A: I hope telehealth will stick around. Do I think it should take the place of actual doctor visits? No. But I do believe there is a time and a place where telehealth is appropriate.  It’s a quick way for a patient to be seen without having them come out into the community and risk further spread of their illness. A doctor can then decide if the patient’s symptoms warrant an in-person visit or can be monitored from a distance.

 

Q: What are the most common myths that you have seen surrounding COVID-19? What do people sitting at home need to know the most?

A: Wow, where do I start on this one? Social media has contributed to the spreading of false information on the daily. Yesterday I saw somebody share a YouTube video of a “doctor” claiming COVID-19 at its core is a weak virus and could be killed at 80 degrees F; so if you drank hot water that would kill the virus.
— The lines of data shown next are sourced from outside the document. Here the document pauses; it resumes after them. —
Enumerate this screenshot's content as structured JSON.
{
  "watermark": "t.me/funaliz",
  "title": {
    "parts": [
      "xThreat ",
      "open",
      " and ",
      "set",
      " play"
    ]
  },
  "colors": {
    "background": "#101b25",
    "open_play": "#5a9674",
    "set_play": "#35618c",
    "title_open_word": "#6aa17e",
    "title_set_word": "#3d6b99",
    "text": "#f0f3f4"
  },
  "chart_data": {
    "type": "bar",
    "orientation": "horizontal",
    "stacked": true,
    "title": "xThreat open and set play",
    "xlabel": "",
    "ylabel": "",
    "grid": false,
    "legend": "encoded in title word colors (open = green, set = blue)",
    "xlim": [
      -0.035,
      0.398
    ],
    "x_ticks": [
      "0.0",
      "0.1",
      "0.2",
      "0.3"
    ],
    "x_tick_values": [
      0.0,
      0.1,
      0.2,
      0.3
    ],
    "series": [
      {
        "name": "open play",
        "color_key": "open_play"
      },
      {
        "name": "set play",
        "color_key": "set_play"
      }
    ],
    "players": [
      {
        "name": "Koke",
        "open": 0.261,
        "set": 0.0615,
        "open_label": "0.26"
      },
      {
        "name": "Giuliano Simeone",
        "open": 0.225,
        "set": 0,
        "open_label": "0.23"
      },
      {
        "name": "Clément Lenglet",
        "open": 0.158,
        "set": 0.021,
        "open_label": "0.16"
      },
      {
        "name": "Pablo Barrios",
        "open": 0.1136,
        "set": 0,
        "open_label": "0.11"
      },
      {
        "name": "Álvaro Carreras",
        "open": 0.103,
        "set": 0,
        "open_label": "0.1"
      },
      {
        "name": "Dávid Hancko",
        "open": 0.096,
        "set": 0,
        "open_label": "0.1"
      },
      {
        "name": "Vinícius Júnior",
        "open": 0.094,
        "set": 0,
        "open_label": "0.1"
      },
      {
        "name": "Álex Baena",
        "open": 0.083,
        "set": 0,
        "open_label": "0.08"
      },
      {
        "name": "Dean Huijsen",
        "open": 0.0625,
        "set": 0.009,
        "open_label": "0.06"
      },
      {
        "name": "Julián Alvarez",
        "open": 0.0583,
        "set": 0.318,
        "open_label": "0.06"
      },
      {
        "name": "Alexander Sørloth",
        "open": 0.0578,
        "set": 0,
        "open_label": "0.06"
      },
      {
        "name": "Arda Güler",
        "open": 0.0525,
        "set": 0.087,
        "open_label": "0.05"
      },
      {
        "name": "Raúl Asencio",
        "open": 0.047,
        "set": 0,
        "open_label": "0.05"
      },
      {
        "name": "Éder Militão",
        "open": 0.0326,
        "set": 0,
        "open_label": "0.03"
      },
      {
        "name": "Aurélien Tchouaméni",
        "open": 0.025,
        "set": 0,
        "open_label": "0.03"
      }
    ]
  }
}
People need to know this virus is not weak, it is very STRONG. It does not discriminate. I’ve seen it make young people in their 20s-30s, pregnant women, critically ill. The most heartbreaking thing is these people are having to go through all of this in isolation. No family can be present. The only source of comfort they have is provided by strangers, who have to limit their time in the room to also protect themselves. People having to say goodbye to their dying loved one through a cell phone on face-time. That is the hardest part of all of this.

The numbers look “better than expected” relatively speaking, over 40,000 people still have lost their lives in the span of about 7 weeks. These numbers are lower not because this virus is weak but because we all did our part and STAYED HOME.